Massomafia in Calabria. Petrini conferma: “Pittelli tentò di corrompermi a vantaggio di Rocco Delfino”

Giancarlo Pittelli avrebbe provato a corrompere il giudice Marco Petrini all’epoca presidente di sezione della Corte d’Appello di Catanzaro per ottenere la restituzione della società confiscata all’imprenditore vicino ai Piromalli, Rocco Delfino.

E’ il 16 novembre quando l’ex giudice, condannato a 4 anni e 4 mesi per corruzione in atti giudiziari, si accomoda davanti ai magistrati della Dda di Salerno. Dopo il suo arresto Petrini aveva confermato una “reale iniziativa corruttiva di Pittelli in favore di Rocco Delfino” parlando di una promessa di una somma di denaro in cambio dell’esito favorevole della revisione del provvedimento di confisca. Poche settimane dopo però aveva ritrattato tutto smentendo qualsiasi ipotesi corruttiva anche solo tentata.

Due mesi fa il nuovo colpo di scena. Petrini “conferma interamente il perfezionarsi della corruzione in relazione – scrive il Ros – ad una sua pronuncia su una vicenda che colpiva il patrimonio di Rocco Delfino”. Ai magistrati l’ex giudice spiega: “C’era stata una promessa però poi non c’è stata mai nessuna dazione… perché entrambi furono arrestati”. L’avvocato e l’imprenditore infatti il 19 dicembre 2019 finirono nel maxi blitz Rinascita Scott. Le parole di Petrini rischiano di avere ripercussioni sulle due accuse di concorso esterno che gravano su Pittelli. La figura di Rocco Delfino fa infatti da anello di congiunzione tra l’inchiesta di Reggio Calabria Mala Pigna e il maxi blitz della Dda di Catanzaro.

L’imprenditore vicino ai Piromalli sarebbe entrato in contatto con Pittelli su raccomandazione del boss vibonese Luigi Mancuso. Così come era già emerso nell’ambito dell’inchiesta coordinata dal procuratore Nicola Gratteri, Pittelli avrebbe attivato i suoi canali istituzionali per “salvare” da interdittive e sequestri le imprese di Delfino coinvolgendo anche un ufficiale dell’Arma dei carabinieri. La Dda di Reggio è riuscita a mettere un ulteriore tassello. Per Giuseppe Piromalli detto Facciazza e suo figlio Antonio Piromalli, entrambi detenuti, Giancarlo Pittelli avrebbe fatto da “postino” portando all’esterno i messaggi dei boss detenuti. Il ruolo dell’avvocato sarebbe emerso in merito al pagamento di un perito incaricato di esaminare la pistola usata per l’uccisione del sostituto procuratore generale della Corte di Cassazione Antonino Scopelliti.

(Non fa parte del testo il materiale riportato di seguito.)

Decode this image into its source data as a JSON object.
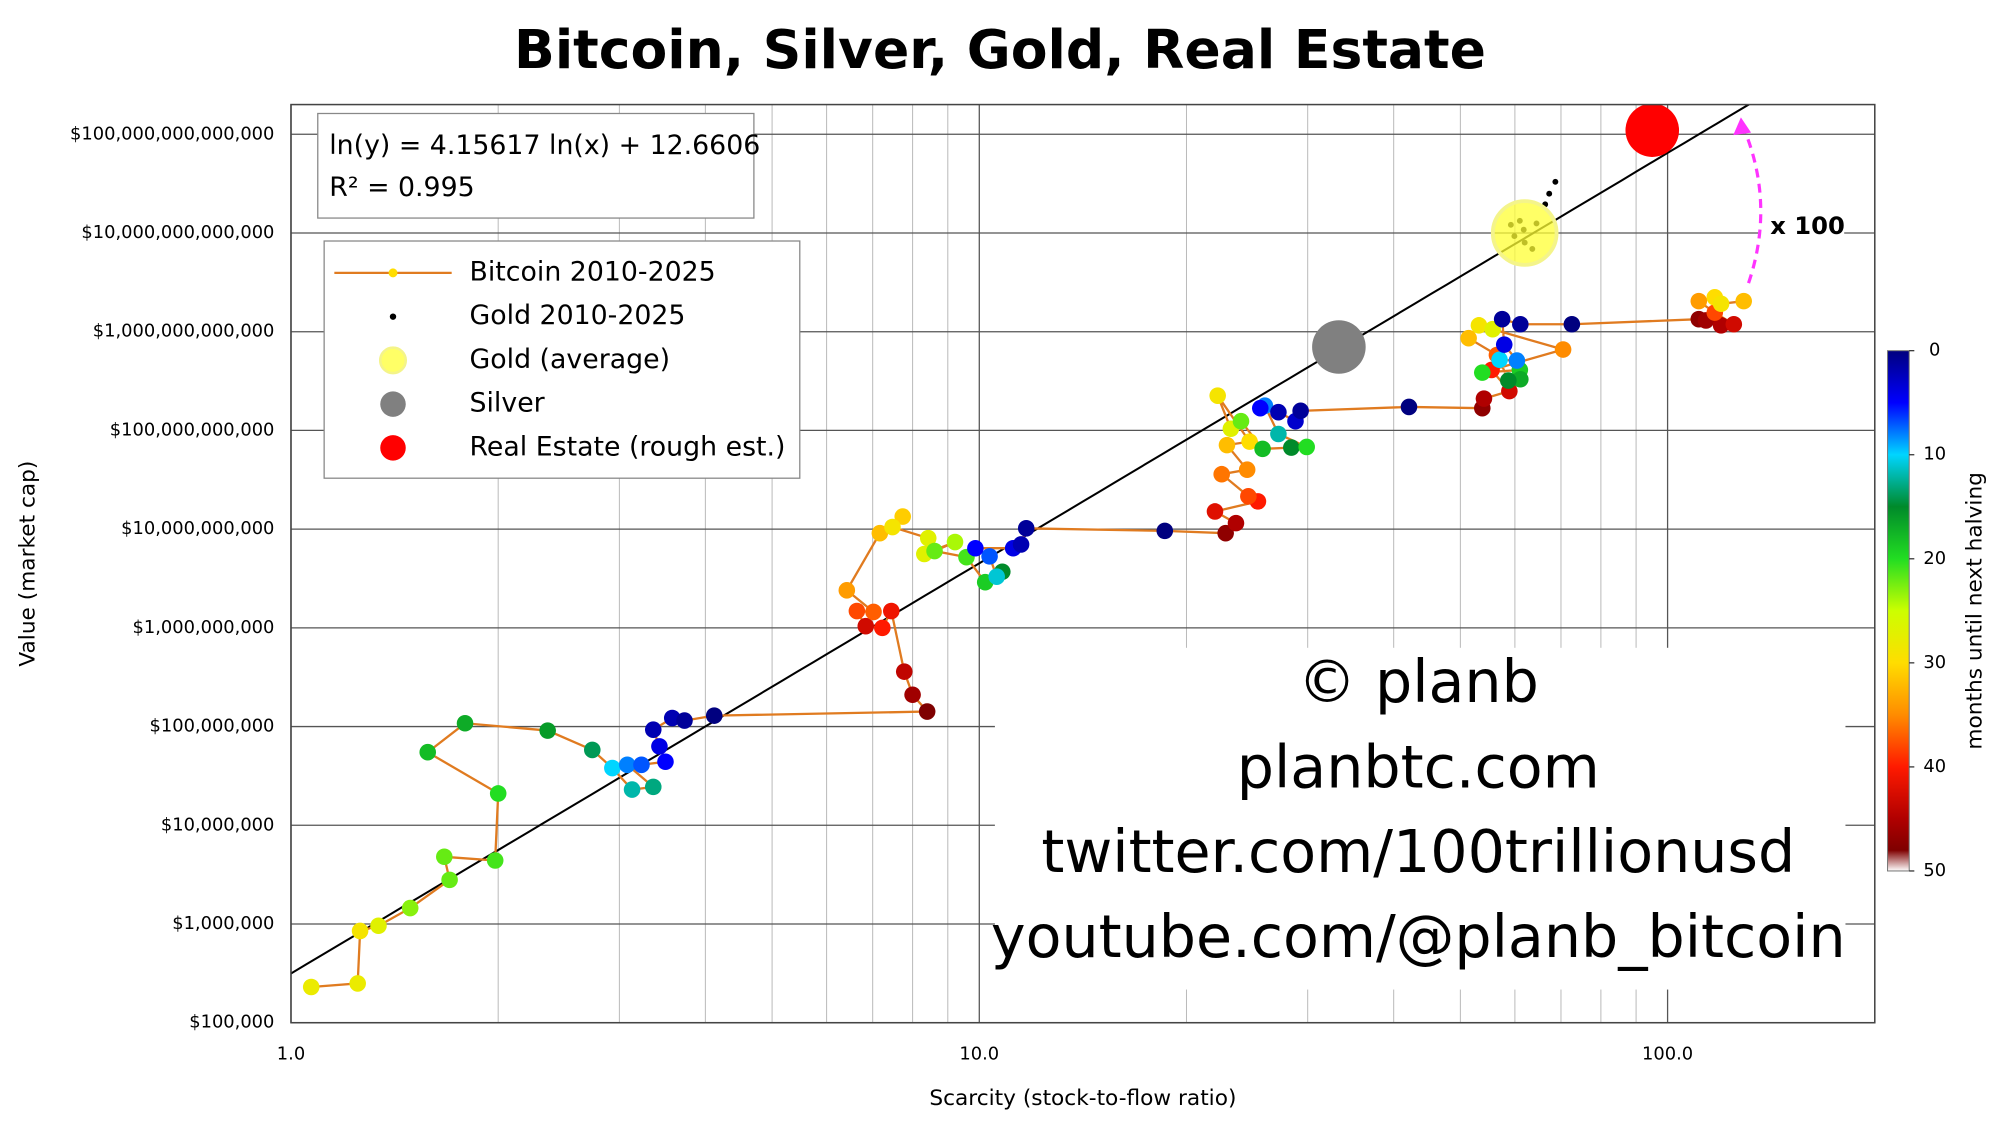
{
  "chart_data": {
    "type": "scatter",
    "title": "Bitcoin, Silver, Gold, Real Estate",
    "xlabel": "Scarcity (stock-to-flow ratio)",
    "ylabel": "Value (market cap)",
    "log_x": true,
    "log_y": true,
    "grid": true,
    "legend": "upper left",
    "xlim": [
      1,
      200
    ],
    "ylim": [
      100000,
      200000000000000
    ],
    "xticks": [
      {
        "value": 1,
        "label": "1.0"
      },
      {
        "value": 10,
        "label": "10.0"
      },
      {
        "value": 100,
        "label": "100.0"
      }
    ],
    "xminorticks": [
      2,
      3,
      4,
      5,
      6,
      7,
      8,
      9,
      20,
      30,
      40,
      50,
      60,
      70,
      80,
      90
    ],
    "yticks": [
      {
        "value": 100000,
        "label": "$100,000"
      },
      {
        "value": 1000000,
        "label": "$1,000,000"
      },
      {
        "value": 10000000,
        "label": "$10,000,000"
      },
      {
        "value": 100000000,
        "label": "$100,000,000"
      },
      {
        "value": 1000000000,
        "label": "$1,000,000,000"
      },
      {
        "value": 10000000000,
        "label": "$10,000,000,000"
      },
      {
        "value": 100000000000,
        "label": "$100,000,000,000"
      },
      {
        "value": 1000000000000,
        "label": "$1,000,000,000,000"
      },
      {
        "value": 10000000000000,
        "label": "$10,000,000,000,000"
      },
      {
        "value": 100000000000000,
        "label": "$100,000,000,000,000"
      }
    ],
    "series": [
      {
        "name": "Bitcoin 2010-2025",
        "mode": "lines+markers",
        "color": "#e07b20",
        "x": [
          1.07,
          1.25,
          1.26,
          1.34,
          1.49,
          1.7,
          1.67,
          1.98,
          2.0,
          1.58,
          1.79,
          2.36,
          2.74,
          2.93,
          3.13,
          3.36,
          3.08,
          3.23,
          3.5,
          3.43,
          3.36,
          3.58,
          3.73,
          4.12,
          8.4,
          8.0,
          7.78,
          7.45,
          7.23,
          6.84,
          6.64,
          7.02,
          6.42,
          7.17,
          7.74,
          7.48,
          8.43,
          8.32,
          9.22,
          8.61,
          9.58,
          10.2,
          10.8,
          10.6,
          10.35,
          9.87,
          11.2,
          11.5,
          11.7,
          18.6,
          22.8,
          23.6,
          22.0,
          25.4,
          24.6,
          22.5,
          24.5,
          22.9,
          24.7,
          22.2,
          23.2,
          24.0,
          25.8,
          28.4,
          29.9,
          27.2,
          26.0,
          25.6,
          27.2,
          28.8,
          29.3,
          42.1,
          53.8,
          54.1,
          58.9,
          55.5,
          56.5,
          51.4,
          53.2,
          55.7,
          70.5,
          53.8,
          61.0,
          61.1,
          58.7,
          57.0,
          60.4,
          57.9,
          57.5,
          61.1,
          72.6,
          111,
          113.7,
          119.6,
          124.8,
          117.1,
          111,
          117.1,
          119.6,
          129
        ],
        "values": [
          230000.0,
          250000.0,
          850000.0,
          960000.0,
          1450000.0,
          2800000.0,
          4800000.0,
          4400000.0,
          21000000.0,
          55000000.0,
          108000000.0,
          91000000.0,
          58000000.0,
          38000000.0,
          23000000.0,
          24500000.0,
          41000000.0,
          41000000.0,
          44000000.0,
          63000000.0,
          93000000.0,
          122000000.0,
          115000000.0,
          129000000.0,
          142000000.0,
          210000000.0,
          360000000.0,
          1480000000.0,
          1000000000.0,
          1040000000.0,
          1480000000.0,
          1450000000.0,
          2400000000.0,
          9100000000.0,
          13400000000.0,
          10500000000.0,
          8100000000.0,
          5600000000.0,
          7400000000.0,
          6000000000.0,
          5200000000.0,
          2900000000.0,
          3700000000.0,
          3300000000.0,
          5300000000.0,
          6400000000.0,
          6400000000.0,
          7000000000.0,
          10200000000.0,
          9600000000.0,
          9100000000.0,
          11500000000.0,
          15100000000.0,
          19100000000.0,
          21500000000.0,
          36000000000.0,
          40000000000.0,
          71000000000.0,
          77000000000.0,
          225000000000.0,
          104000000000.0,
          124000000000.0,
          65000000000.0,
          67000000000.0,
          68000000000.0,
          92000000000.0,
          178000000000.0,
          168000000000.0,
          153000000000.0,
          124000000000.0,
          158000000000.0,
          173000000000.0,
          168000000000.0,
          210000000000.0,
          250000000000.0,
          410000000000.0,
          580000000000.0,
          860000000000.0,
          1160000000000.0,
          1060000000000.0,
          660000000000.0,
          385000000000.0,
          410000000000.0,
          330000000000.0,
          320000000000.0,
          520000000000.0,
          510000000000.0,
          740000000000.0,
          1340000000000.0,
          1190000000000.0,
          1190000000000.0,
          1340000000000.0,
          1300000000000.0,
          1160000000000.0,
          1190000000000.0,
          1560000000000.0,
          2040000000000.0,
          2230000000000.0,
          1920000000000.0,
          2040000000000.0
        ],
        "months": [
          28,
          28,
          29,
          27,
          23,
          22,
          22,
          21,
          20,
          18,
          17,
          16,
          14,
          10,
          12,
          13,
          8,
          7,
          5,
          4,
          2,
          2,
          1,
          0,
          48,
          46,
          44,
          41,
          40,
          43,
          38,
          37,
          34,
          32,
          31,
          29,
          27,
          27,
          24,
          22,
          21,
          19,
          15,
          11,
          7,
          5,
          4,
          2,
          1,
          0,
          47,
          45,
          42,
          40,
          38,
          36,
          35,
          32,
          30,
          29,
          27,
          22,
          18,
          15,
          20,
          12,
          8,
          5,
          2,
          3,
          1,
          0,
          47,
          45,
          43,
          40,
          37,
          32,
          29,
          27,
          35,
          20,
          19,
          17,
          15,
          10,
          8,
          4,
          1,
          1,
          0,
          47,
          46,
          45,
          43,
          38,
          34,
          30,
          29,
          32
        ]
      },
      {
        "name": "Gold 2010-2025",
        "mode": "markers",
        "color": "#000000",
        "x": [
          68.7,
          67.3,
          66.4,
          64.5,
          61.8,
          59.9,
          62.0,
          63.6,
          59.2,
          61.0
        ],
        "values": [
          33000000000000.0,
          25000000000000.0,
          19500000000000.0,
          12500000000000.0,
          10800000000000.0,
          9300000000000.0,
          8000000000000.0,
          6900000000000.0,
          12100000000000.0,
          13300000000000.0
        ]
      },
      {
        "name": "Gold (average)",
        "mode": "bubble",
        "color": "#ffff33",
        "x": [
          62
        ],
        "values": [
          10000000000000.0
        ]
      },
      {
        "name": "Silver",
        "mode": "bubble",
        "color": "#808080",
        "x": [
          33.3
        ],
        "values": [
          700000000000.0
        ]
      },
      {
        "name": "Real Estate (rough est.)",
        "mode": "bubble",
        "color": "#ff0000",
        "x": [
          95
        ],
        "values": [
          110000000000000.0
        ]
      }
    ],
    "fit": {
      "slope": 4.15617,
      "intercept": 12.6606,
      "equation": "ln(y) = 4.15617 ln(x) + 12.6606",
      "r2": "R² = 0.995",
      "color": "#000000"
    },
    "annotation": {
      "text": "x 100",
      "color": "#ff33ff"
    },
    "watermark": [
      "© planb",
      "planbtc.com",
      "twitter.com/100trillionusd",
      "youtube.com/@planb_bitcoin"
    ],
    "colorbar": {
      "label": "months until next halving",
      "lim": [
        0,
        50
      ],
      "ticks": [
        0,
        10,
        20,
        30,
        40,
        50
      ],
      "colorscale": [
        [
          0,
          "#00007f"
        ],
        [
          5,
          "#0000ff"
        ],
        [
          10,
          "#00d5ff"
        ],
        [
          15,
          "#008a2a"
        ],
        [
          20,
          "#22dd22"
        ],
        [
          25,
          "#ccff00"
        ],
        [
          30,
          "#ffdd00"
        ],
        [
          35,
          "#ff8c00"
        ],
        [
          40,
          "#ff1a00"
        ],
        [
          45,
          "#b00000"
        ],
        [
          48,
          "#7f0000"
        ],
        [
          50,
          "#ffffff"
        ]
      ]
    }
  }
}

Giuseppe Piromalli è considerato uno dei mandanti dell’omicidio, avvenuto il 9 agosto 1991 in un agguato a Campo Calabro mentre la vittima, a bordo della sua auto, rientrava a casa. Delfino avrebbe dovuto pagare i 30 mila euro dovuti al perito di parte ma secondo le indicazioni del boss detenuto. Per il gip di Reggio, Pittelli avrebbe tentato di tutelare gli interessi economici imprenditoriali di un uomo chiave della cosca come Rocco Delfino. A lui il penalista catanzarese consigliava: “Allora Rocco, io devo tirare prima di tutto i vostri interessi. Prima ci siete voi, poi vengono tutti gli altri”.

Pittelli si è difeso sostenendo che con Delfino vi era solo un rapporto professionale tra avvocato e cliente. Di recente l’ex senatore ha preso la parola durante il maxi processo Rinascita Scott. Riferendosi a Petrini ha dichiarato di non aver avuto mai alcun rapporto particolare con lui anche perché il giudice lo riteneva autore di un esposto contro di lui al Csm.